I was born and raised in South Africa. In 2009 I moved to Vietnam to teach English. There I met my husband, an American, who was also teaching. I lived in Vietnam for about a year and a half and during that time we got engaged. My husband’s parents moved to Spokane, and shortly after we moved here also. It was a harder adjustment to America than I had thought. I imagined it would be like the movies, so it took me by surprise when the small differences added up. Simple things like personal space and the sense of humor made the move more difficult. My sense of purpose and my life with my husband helped me feel comfortable here.
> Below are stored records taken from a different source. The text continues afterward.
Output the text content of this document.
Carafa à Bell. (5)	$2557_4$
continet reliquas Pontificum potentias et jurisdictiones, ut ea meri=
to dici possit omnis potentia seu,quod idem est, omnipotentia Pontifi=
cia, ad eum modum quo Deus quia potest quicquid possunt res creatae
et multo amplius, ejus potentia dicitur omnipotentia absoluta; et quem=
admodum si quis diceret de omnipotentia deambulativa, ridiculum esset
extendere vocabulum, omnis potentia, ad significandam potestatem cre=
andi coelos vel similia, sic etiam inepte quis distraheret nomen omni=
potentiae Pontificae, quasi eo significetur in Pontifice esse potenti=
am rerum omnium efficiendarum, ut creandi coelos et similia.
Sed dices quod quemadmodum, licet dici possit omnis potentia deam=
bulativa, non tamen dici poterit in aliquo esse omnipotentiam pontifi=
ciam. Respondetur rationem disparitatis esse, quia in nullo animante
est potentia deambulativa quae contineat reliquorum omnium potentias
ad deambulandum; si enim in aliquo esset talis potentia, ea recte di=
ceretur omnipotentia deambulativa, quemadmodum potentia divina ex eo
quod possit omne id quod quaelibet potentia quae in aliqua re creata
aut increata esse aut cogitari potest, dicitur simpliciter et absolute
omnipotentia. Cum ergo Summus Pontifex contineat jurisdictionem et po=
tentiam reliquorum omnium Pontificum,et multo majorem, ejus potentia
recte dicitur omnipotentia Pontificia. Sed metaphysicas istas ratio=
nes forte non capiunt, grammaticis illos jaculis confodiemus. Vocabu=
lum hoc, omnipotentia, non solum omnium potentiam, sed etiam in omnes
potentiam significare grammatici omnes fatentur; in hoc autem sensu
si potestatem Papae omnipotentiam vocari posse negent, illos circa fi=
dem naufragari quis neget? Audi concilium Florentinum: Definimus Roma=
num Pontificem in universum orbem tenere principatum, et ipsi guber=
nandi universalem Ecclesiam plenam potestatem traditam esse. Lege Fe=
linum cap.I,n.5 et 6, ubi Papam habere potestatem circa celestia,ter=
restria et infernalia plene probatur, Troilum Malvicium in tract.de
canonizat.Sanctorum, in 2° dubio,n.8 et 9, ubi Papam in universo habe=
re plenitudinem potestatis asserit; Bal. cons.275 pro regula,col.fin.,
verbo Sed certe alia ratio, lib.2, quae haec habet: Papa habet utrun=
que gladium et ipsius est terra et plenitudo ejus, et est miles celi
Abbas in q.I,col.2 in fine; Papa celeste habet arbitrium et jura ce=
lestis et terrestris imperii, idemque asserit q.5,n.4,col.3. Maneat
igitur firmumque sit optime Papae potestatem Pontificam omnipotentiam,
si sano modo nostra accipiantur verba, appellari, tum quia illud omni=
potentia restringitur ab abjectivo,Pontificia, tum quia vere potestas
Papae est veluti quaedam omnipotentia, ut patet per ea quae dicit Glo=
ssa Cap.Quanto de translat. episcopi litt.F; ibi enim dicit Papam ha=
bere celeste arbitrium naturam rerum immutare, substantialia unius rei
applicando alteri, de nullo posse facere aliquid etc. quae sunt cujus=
I began job searching in Spokane but I really struggled to find a job I enjoyed. I worked freelance jobs for about a year until I came to World Relief in June 2014. In my job, I work for a federally funded pilot. The program deals with life skills, personal strength building, stress management, health and well-being and how to communicate effectively. It is designed to create long-term success for many different groups of people. We all work here because we want to see refugees be successful and self-sufficient, and that is the driving force for why I do what I do. One of my favorite stories in this job is of a father who was placed as a volunteer at Goodwill. He had a prosthetic arm and spoke very little English, but to him these were no barriers to success. He was eager to start working even if it meant not getting paid. The managers were so impressed with him they ended up hiring him full time!
I think many people don’t realize how normal refugees are in the sense that they want to be successful and they want to be happy. They are as complex and individual as anyone else you meet. My hope is that people view refugees for more than the tragic story that they may have walked though. At the end of the day they are just people desiring a new start.